Potrebbe sembrare temerario iniziare l’ultima parte di questo viaggio verso l’undici dicembre, da qui: dal cuore stesso della vicenda di Borzaga. Cioè da lui. Accostarsi al nocciolo di una persona, al suo nucleo incandescente e profondo, è sempre cosa improba e rischiosa. Lo è  per chi quella persona l’ ha conosciuta direttamente e bene… figurarsi per uno come me, che non la abbia mai vista né incontrata. Eppure  due considerazioni mi rinfrancano in questo azzardo : la prima, già detta ma mai abbastanza sottolineata, è che c’è il Diario di un uomo felice che mi mette in mano le chiavi di porte altrimenti inaccessibili. La seconda è che questa persona sta per diventare qualcosa di diverso e di universale, con la proclamazione ufficiale della sua beatificazione. Non piu’ solo Mario, come io sono Lorenzo, ma un santo di Dio, patrimonio- per così dire- di tutta la cristianità.

Impossibile semplificare un santo. Anche se, di fatto, è quello che si fa.In questo modo però non gli si rende un buon servizio, pur con le migliori intenzioni.Il rischio è di perdersi per strada la  sua complessità e le  sue mille diverse sfaccettature. Quindi bisogna sforzarsi di tralasciare ancora per un momento il Borzaga Beato Martire e tenere gli occhi puntati su Mario così come si racconta con le sue parole: non per voyerismo, ma per affetto e per voglia di capire e di penetrare il suo “mistero”.Apparentemente si potrebbe dire che ogni santo, preso nella sua interezza, è prima di tutto questo: un mistero , a prima vista insondabile.Ma se si cerca di calarsi al suo interno, ammesso che lo si possa fare, e questo è uno di quei felicissimi casi, ci si rende conto che mistero poi non è. Non ci sono zone d’ombra o di penombra in Mario.Non ci sono  estasi e voci che piovono dall’alto. Non ci sono irruzioni del soprannaturale , né esterne né interne.C’è l’ordinaria vita e la ordinaria natura di un ragazzo che, in modo veramente e clamorosamente straordinario, prende sul serio, prende per davvero, l’esistenza e la presenza viva di Gesù Cristo nella sua storia.Tutto il resto- ed è veramente tanta roba e meravigliosa- discende, piano piano, da qui.Spiritualmente e nella  vita quotidiana.

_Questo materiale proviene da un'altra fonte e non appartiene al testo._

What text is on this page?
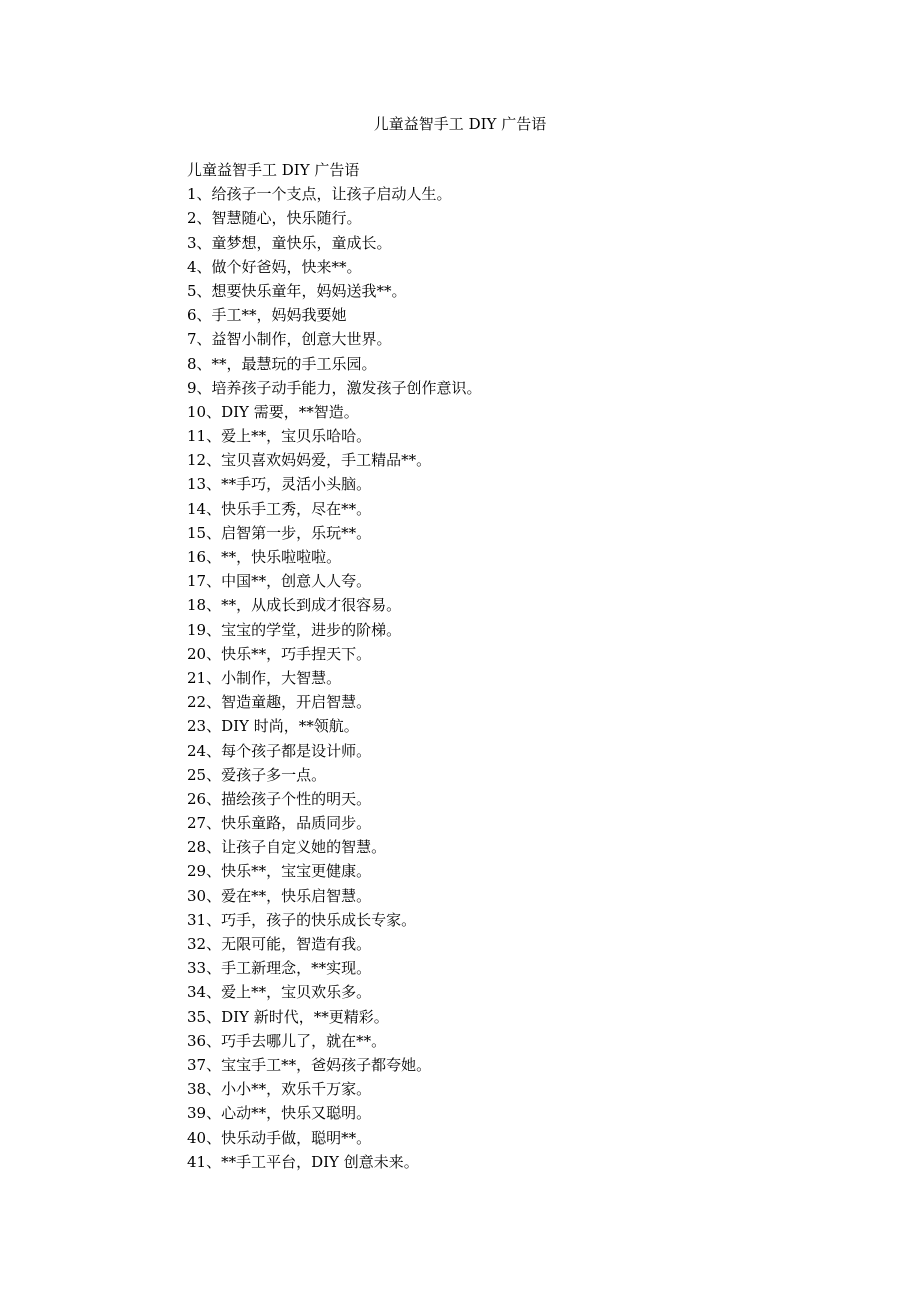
儿童益智手工 DIY 广告语
儿童益智手工 DIY 广告语
1、给孩子一个支点，让孩子启动人生。
2、智慧随心，快乐随行。
3、童梦想，童快乐，童成长。
4、做个好爸妈，快来**。
5、想要快乐童年，妈妈送我**。
6、手工**，妈妈我要她
7、益智小制作，创意大世界。
8、**，最慧玩的手工乐园。
9、培养孩子动手能力，激发孩子创作意识。
10、DIY 需要，**智造。
11、爱上**，宝贝乐哈哈。
12、宝贝喜欢妈妈爱，手工精品**。
13、**手巧，灵活小头脑。
14、快乐手工秀，尽在**。
15、启智第一步，乐玩**。
16、**，快乐啦啦啦。
17、中国**，创意人人夸。
18、**，从成长到成才很容易。
19、宝宝的学堂，进步的阶梯。
20、快乐**，巧手捏天下。
21、小制作，大智慧。
22、智造童趣，开启智慧。
23、DIY 时尚，**领航。
24、每个孩子都是设计师。
25、爱孩子多一点。
26、描绘孩子个性的明天。
27、快乐童路，品质同步。
28、让孩子自定义她的智慧。
29、快乐**，宝宝更健康。
30、爱在**，快乐启智慧。
31、巧手，孩子的快乐成长专家。
32、无限可能，智造有我。
33、手工新理念，**实现。
34、爱上**，宝贝欢乐多。
35、DIY 新时代，**更精彩。
36、巧手去哪儿了，就在**。
37、宝宝手工**，爸妈孩子都夸她。
38、小小**，欢乐千万家。
39、心动**，快乐又聪明。
40、快乐动手做，聪明**。
41、**手工平台，DIY 创意未来。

Chi è, insomma, Mario per se stesso? La domanda non è oziosa , ma fondamentale.Perché mi puo’ aiutare a darmi una serie di risposte centrali ai punti interrogativi che costellano anche la mia storia. Mi pare di poter dire che Mario si consideri  il primo pezzo di terra da dissodare, il primo, essenziale campo di lavoro su cui mettere le mani, il più duro e il più difficile da mettere a frutto. Va bene la consapevolezza della propria natura limitata, va bene la libera considerazione del suo essere nulla ma poter essere tutto nell’ottica di Dio; ma questo non lo accontenta e non lo pacifica. In poche persone come in Mario si avverte il senso della responsabilità del proprio tempo e dei propri atti. Che è cosa ben piu’ profonda del senso del dovere,  più facile e assai, assai meno impegnativo. Il senso del dovere è quello del buon soldato: “qua i compiti, qua gli ordini, eseguire, signorsì”. Il senso della responsabilità è sapere che gli ordini non sono così chiari, che i compiti vanno interpretati, che più che eseguire bisognerà  consumarsi fino alla fine della fiamma: e questo necessita una continua tensione nell’interrogare se stesso, i fatti della vita e della giornata, Dio.Il senso della responsabilità non consiste solo nella paura di fare il male (che sia un malino o un malone) con il mio tempo . Significa sapere di avere tra le proprie mani un potenziale e una miniera in grado di cooperare alla salvezza delle anime e del mondo insieme al proprio Signore. Il paradosso apparente di un’anima che non si fa mai sconti e che si considera  per quello che è , ma che sa di potere ( ed è innamorato all’idea di farlo) partecipare in modo attivo, con l’offerta libera  e totale di sé, al piano di Dio sul mondo, esplode in tutta la sua potenza dalle pagine del Diario e lascia turbati e inquieti.

E’ un sano turbamento e una sana inquietudine:  guai a smorzarli e a metter loro la sordina. Meglio lasciarli lavorare in segreto, come il lievito invisibile nella gran massa della mia pasta inerte.